What emerged from the painstaking deciphering process was remarkable: A vivid portrait of a village in Anatolia that no longer officially exists and was barely documented even at the time. “Here it was, perfectly preserved, with its residents seemingly talking to us a century later,” writes editor Jonathan Varjabedian, Garabed’s grandson, in the introduction to “My Dear Son Garabed.” The book beautifully presents 88 of the letters in English and Turkish, alongside images of the original letters and photos of various villagers.
Back when the letters were written Efkere was a village of around 500 Armenian and 50 Turkish households. It was a time when Armenians from villages across Anatolia were migrating to the U.S., while maintaining close bonds with those they left behind. Most of the letters Garabed and Harutian received from Anatolia came from the former’s mother Hyganush and his brother Misag, as well as fellow villagers. Many of the concerns they expressed are quotidian and prosaic.
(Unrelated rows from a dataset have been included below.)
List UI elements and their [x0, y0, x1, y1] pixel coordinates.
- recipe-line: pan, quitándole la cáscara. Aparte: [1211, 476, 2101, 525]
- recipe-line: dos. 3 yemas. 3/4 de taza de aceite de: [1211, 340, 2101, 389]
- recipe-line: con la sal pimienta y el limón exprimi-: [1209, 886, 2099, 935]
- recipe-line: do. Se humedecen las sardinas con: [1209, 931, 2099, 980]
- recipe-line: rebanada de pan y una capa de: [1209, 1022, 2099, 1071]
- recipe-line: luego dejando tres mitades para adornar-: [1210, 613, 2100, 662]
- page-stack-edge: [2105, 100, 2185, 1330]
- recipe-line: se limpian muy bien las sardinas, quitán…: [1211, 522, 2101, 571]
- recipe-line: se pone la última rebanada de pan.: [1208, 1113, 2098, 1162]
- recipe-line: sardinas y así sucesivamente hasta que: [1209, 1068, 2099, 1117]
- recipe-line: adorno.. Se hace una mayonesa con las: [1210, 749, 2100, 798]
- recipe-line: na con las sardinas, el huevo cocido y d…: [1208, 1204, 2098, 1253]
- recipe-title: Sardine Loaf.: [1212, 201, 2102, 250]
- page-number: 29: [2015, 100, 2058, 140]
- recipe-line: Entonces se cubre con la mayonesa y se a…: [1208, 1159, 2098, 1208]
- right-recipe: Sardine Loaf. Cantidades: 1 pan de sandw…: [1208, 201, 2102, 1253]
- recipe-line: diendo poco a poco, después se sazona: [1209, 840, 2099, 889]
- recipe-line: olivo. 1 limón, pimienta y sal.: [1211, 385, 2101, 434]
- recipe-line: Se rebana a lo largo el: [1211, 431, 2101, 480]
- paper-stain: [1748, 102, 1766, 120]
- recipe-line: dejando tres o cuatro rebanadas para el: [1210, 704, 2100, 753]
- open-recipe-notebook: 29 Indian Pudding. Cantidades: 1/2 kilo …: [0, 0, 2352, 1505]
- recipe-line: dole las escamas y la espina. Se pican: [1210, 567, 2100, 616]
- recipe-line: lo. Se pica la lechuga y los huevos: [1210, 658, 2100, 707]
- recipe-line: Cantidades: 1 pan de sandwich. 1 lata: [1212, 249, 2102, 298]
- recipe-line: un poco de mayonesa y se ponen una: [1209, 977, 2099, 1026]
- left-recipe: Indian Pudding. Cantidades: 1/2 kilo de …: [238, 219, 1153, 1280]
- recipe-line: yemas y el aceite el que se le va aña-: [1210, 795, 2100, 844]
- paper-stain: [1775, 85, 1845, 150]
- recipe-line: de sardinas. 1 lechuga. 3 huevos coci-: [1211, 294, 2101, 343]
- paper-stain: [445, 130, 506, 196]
Particularly striking is the lack of reference to political or social events that would build to so brutally shake the region within years. Correspondence instead focuses on weddings, births, deaths, illnesses, the price of groceries and village gossip. The letters are also full of formal, standard stock phrases, used even when Hyganush writes to her husband Harutian. “Gracious and affectionate Harutian Agha Kojaian, I extend my special greetings and inquire after your wellbeing. If you would like to know how we are, we have no worries and we pray for you. Also, Miss Verkine kisses your gentle hand,” reads a typical opening.
The lack of political engagement in the letters feels very natural. But inevitably we witness the village being gradually dragged into events larger and more incomprehensible than daily village concerns. There are hinted references to the Balkan Wars (1912-13), when the authorities start drafting soldiers from among Efkere’s locals. “The Ottoman state is fighting a tremendous war on four fronts. In Serbia, Montenegro, etc.,” writes Harutian at one point before joining his son in the U.S. This process intensifies with the start of the First World War, when economic hardships mount and the draft intensifies. As for the deportations and massacres of 1915, there is barely a hint before the letters are abruptly cut off in spring 1915.
“My Dear Son Garabed” brings together letters sent to Garabed and Harutian between 1912 and 1919. Eighty-six were written between June 1912 and May 1915, while the last two were written in 1919. Those final letters are quietly devastating, telling us indirectly that their entire family has been killed, including all the people whose letters we have been reading up to now. In subsequent years Garabed and Harutian would continue to live in Detroit, while traces of the world they left behind in Anatolia gradually disappeared.